Yep. It’s healthy for all us fans active on the forum–and on reddit, and Discord–to regularly remind ourselves that we are not that big a share of CoG’s readership.
The new Choice of Rebels thread has already racked up a couple of hundred likes, which is fantastic (and the actual feedback by people who post is invaluable)…but from a marketing perspective, it’s small potatoes compared to the 40,000 people and counting who’ve bought the game. Even mega-successful forum threads, like Wayhaven 3 with its 1,400 likes, will be dwarfed by the number of people who’ve read Mishka’s even more mega-successful games.
The CoG email list, blog, and omnibus apps between them reach a much wider share of CoG’s customer base than anything that happens on fan forums. Access to that market, rather than any specific promotional support, is the main reason we all agree to let CoG hang on to a big chunk of our royalties.
When it comes to marketing, not even all CoG games get all the same bells and whistles. Choice of Rebels: Uprising, for example, never got a trailer with Dan Fabulich growling about the unstoppable power of our imaginations. But it got the blog interview and (most importantly) the mailer, and it took off… biggest opening day sales ever, at the time. The mass-mail was the main thing that made that possible, promotion-wise.

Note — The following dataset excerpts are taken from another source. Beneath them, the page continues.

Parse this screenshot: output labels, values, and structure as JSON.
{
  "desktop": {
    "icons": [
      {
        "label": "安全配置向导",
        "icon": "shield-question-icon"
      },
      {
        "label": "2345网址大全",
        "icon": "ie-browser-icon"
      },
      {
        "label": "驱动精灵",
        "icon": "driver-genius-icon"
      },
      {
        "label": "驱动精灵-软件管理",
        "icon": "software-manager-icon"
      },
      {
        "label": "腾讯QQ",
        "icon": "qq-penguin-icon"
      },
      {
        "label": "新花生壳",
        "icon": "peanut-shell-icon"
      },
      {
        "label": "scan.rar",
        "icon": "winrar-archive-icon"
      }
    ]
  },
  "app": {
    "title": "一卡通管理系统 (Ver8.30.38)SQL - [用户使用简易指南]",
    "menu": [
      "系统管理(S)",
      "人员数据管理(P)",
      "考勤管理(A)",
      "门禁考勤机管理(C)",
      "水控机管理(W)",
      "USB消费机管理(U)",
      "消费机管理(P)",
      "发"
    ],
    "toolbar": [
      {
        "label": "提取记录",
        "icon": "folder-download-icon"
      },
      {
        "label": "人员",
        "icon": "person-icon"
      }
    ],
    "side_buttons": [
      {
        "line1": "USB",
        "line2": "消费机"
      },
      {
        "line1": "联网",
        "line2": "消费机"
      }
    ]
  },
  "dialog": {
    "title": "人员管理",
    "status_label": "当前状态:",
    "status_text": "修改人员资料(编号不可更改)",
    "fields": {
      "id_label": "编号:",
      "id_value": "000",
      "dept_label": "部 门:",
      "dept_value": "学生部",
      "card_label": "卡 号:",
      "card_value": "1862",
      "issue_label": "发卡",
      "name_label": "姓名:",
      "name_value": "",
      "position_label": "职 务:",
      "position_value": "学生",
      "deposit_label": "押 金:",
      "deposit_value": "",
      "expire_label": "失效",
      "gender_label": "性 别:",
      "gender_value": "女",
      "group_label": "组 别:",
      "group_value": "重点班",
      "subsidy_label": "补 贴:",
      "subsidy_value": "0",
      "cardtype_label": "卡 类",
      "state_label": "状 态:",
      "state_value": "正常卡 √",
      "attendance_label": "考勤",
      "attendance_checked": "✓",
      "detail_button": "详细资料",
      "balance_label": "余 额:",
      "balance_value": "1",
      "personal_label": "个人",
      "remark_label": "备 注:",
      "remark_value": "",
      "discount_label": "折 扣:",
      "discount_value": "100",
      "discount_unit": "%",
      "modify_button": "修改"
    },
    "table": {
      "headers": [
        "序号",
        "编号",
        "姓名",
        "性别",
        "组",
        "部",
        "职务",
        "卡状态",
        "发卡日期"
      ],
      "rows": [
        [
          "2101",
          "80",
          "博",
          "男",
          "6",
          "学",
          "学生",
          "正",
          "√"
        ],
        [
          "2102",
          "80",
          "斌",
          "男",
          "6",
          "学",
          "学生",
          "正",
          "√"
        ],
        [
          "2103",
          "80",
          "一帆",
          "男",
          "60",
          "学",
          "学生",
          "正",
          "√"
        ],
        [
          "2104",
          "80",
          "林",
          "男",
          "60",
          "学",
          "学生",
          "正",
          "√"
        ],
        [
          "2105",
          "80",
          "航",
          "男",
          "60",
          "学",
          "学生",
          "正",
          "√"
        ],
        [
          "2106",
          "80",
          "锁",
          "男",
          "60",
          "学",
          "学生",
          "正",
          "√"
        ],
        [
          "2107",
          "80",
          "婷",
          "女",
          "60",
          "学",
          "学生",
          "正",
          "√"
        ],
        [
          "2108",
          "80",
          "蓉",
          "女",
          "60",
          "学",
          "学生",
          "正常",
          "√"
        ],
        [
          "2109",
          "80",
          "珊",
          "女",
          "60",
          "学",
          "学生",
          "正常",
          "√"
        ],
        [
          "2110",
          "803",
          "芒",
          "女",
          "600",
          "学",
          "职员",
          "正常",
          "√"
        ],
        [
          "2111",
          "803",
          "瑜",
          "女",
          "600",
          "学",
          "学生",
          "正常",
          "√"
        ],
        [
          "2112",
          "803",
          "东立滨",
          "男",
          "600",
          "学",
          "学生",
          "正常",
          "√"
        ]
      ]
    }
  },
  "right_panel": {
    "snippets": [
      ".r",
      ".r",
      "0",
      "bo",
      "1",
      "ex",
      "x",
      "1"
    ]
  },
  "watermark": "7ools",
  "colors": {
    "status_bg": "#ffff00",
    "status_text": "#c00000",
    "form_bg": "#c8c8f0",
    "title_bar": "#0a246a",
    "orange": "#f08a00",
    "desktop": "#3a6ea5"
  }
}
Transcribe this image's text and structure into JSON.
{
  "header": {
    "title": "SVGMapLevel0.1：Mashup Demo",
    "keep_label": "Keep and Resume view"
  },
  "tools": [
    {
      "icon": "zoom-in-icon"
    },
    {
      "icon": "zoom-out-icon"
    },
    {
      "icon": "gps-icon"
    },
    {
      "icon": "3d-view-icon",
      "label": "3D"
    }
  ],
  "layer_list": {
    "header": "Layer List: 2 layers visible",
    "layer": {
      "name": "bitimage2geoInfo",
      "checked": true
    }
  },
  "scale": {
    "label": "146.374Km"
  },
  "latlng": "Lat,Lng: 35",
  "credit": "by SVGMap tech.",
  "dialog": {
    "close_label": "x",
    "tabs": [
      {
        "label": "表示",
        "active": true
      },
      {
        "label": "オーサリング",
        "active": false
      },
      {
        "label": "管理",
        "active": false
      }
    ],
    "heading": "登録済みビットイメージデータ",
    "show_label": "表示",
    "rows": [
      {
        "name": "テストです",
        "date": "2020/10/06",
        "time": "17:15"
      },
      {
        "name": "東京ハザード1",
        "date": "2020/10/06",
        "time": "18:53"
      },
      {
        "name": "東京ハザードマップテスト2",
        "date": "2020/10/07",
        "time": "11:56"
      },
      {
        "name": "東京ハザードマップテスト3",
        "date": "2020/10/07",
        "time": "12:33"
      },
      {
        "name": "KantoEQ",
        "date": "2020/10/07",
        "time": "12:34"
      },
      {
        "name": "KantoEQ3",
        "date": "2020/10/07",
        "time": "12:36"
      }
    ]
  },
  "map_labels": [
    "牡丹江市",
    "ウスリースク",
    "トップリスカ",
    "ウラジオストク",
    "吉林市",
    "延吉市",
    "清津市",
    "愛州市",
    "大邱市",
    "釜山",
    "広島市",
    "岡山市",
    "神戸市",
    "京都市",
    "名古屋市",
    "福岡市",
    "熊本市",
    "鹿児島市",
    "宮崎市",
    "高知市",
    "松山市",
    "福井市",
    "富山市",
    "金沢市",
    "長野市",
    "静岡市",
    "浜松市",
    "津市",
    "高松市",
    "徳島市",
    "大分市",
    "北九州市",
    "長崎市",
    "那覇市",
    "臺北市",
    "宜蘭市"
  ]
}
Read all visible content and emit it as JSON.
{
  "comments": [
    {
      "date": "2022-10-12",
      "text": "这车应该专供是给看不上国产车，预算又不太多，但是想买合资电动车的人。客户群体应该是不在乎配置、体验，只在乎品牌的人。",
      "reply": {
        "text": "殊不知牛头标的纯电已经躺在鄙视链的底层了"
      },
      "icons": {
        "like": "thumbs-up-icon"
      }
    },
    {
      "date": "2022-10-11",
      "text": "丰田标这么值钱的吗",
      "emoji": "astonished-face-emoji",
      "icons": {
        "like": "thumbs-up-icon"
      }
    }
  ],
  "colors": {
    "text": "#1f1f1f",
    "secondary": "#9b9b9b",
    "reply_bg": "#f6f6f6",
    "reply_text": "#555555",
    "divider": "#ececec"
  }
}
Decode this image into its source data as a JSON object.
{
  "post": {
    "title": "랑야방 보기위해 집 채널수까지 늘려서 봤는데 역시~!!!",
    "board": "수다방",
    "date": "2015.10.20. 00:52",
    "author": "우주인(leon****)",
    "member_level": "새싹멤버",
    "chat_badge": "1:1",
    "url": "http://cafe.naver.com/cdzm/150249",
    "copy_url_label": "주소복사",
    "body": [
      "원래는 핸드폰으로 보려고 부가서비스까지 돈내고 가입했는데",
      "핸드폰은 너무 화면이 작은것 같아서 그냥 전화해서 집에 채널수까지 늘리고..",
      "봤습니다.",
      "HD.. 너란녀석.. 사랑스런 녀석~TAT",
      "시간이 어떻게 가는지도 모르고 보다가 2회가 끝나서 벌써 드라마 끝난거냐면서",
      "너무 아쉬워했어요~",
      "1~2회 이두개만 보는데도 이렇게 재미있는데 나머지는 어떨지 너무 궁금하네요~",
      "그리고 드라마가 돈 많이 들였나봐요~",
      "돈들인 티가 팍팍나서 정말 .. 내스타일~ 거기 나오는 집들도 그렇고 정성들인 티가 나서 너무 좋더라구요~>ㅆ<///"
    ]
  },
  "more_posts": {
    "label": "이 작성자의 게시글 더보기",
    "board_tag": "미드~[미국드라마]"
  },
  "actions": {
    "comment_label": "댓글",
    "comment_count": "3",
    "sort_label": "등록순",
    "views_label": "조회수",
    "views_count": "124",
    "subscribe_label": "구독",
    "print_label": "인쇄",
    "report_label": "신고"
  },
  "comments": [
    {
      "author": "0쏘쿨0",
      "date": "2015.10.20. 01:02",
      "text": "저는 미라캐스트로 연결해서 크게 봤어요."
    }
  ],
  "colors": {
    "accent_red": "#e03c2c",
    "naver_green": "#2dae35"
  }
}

Publishing with CoG or HG should be as pleasant an experience for everyone as it was for me; it’s more than reasonable for HG authors to want consistent treatment for all games. But the reason a forum announcement thread hasn’t been an entirely consistent part of the HG deal to date is that the forum is not where a game’s success is determined.
(At any rate, not the forum-as-market–the forum as a body of brilliant beta readers, reviewers, and editors is I believe a key part of why my game succeeded).